When an “I thought I was going to die quake” occurs amidst four additional major earthquakes and 15,000 aftershocks during a sixteen-month period, it challenges people’s ability to cope and recover. Residents of Canterbury, New Zealand endured this extended, chaotic state in 2010/11; and continue to deal with lingering effects on their devastated central city, Christchurch. Stress and coping theory suggests that finding meaning in such situations can help people recover, and that religion and spirituality often play a role in post-disaster resilience. Despite this, there is very little research literature examining this phenomenon and even less that considers spirituality separate from religion.

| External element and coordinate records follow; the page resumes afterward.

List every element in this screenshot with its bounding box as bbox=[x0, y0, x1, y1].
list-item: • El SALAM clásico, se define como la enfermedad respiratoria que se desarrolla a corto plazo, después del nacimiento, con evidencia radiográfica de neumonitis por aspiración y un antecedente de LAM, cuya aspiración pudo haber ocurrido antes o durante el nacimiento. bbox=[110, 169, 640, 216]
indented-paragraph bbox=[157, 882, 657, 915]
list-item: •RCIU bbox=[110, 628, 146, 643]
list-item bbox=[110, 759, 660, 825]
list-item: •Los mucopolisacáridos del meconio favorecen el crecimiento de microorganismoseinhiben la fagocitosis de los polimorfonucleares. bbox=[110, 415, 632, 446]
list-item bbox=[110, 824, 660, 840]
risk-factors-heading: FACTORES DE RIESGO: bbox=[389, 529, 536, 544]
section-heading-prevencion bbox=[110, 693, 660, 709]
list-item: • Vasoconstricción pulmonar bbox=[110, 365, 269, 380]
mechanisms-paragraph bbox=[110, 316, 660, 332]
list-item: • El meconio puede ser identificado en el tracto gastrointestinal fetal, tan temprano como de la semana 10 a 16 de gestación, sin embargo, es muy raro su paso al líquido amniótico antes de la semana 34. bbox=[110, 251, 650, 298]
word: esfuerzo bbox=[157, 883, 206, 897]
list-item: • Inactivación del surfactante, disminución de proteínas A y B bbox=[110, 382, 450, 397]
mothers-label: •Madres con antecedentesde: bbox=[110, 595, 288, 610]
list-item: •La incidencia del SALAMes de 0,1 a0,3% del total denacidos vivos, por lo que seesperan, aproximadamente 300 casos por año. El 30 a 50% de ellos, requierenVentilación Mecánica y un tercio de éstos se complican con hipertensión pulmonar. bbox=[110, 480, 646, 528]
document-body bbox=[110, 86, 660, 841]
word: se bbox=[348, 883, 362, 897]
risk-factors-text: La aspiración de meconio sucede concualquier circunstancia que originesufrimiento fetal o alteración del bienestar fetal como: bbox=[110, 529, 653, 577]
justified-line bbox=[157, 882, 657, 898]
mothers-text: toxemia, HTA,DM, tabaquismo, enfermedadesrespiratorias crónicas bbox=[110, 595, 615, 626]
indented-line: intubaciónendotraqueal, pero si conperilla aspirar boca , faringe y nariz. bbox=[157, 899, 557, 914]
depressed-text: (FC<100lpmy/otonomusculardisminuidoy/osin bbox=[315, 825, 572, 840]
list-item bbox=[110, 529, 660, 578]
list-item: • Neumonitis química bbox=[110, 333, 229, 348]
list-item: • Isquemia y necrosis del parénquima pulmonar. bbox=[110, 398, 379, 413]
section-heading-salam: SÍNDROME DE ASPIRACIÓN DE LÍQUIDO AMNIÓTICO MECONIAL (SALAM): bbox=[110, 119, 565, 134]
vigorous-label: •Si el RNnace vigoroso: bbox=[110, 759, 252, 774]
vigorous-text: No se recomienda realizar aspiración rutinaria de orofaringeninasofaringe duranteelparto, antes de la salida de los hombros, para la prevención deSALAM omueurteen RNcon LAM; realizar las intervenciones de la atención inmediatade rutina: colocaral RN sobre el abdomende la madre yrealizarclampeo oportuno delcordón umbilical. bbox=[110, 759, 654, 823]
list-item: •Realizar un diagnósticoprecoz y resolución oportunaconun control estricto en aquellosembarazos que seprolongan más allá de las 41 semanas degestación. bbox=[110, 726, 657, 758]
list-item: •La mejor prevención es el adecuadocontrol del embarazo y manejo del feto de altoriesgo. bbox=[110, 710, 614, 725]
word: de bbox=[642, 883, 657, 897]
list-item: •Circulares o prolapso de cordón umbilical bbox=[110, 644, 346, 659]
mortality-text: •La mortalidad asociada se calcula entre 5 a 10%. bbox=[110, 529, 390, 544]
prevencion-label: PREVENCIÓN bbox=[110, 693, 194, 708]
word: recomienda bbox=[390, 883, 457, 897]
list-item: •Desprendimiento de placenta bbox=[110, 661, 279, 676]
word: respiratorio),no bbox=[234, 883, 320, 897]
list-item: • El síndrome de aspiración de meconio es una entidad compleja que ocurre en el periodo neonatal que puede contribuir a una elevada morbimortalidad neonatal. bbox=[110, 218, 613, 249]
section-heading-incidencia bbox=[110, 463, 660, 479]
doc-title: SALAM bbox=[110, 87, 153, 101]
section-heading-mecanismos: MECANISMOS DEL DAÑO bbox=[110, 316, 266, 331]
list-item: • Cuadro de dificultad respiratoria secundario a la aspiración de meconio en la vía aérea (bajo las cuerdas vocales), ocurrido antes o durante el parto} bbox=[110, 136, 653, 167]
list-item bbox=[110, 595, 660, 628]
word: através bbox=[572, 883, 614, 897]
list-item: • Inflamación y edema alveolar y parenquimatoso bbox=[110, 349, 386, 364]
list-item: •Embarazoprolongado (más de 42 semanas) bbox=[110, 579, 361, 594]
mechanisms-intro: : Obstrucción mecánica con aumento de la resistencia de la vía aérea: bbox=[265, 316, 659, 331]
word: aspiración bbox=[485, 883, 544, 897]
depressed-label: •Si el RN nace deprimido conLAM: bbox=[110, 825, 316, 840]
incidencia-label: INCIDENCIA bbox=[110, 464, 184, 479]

This research focuses on this underrepresented area by considering the personal spiritual or meaningful experiences of people in post-earthquake Canterbury. Data from sixteen in-depth, minimally directed interviews were thematically analyzed to understand each individual’s meaning construction and coping/recovery process and identify connective themes and patterns amongst their experiences. Four core elements of acceptance, clarity and choice, connection, and transcendence emerged from the thematic analysis to conceptualize a model of transcendent coping. Transcendent coping represents an additional type of coping in the transactional model of stress and coping, which serves to support the previous denoted problem-, emotion-, and meaning-focused coping approaches. Transcendent coping offers openness, empowerment, comfort and expansion not necessarily reliant upon theistic or religious beliefs and practices. Rather, this secular spiritual coping is inherent in everyday, mundane practices such as being in the moment, aligning to and acting from personal values, connecting to that and those who bring comfort, and experiencing transcendence in moments of awe and expansion. This research contributes to the growing interest in spirituality as an important facet of human nature that can support wellbeing in the face of stress.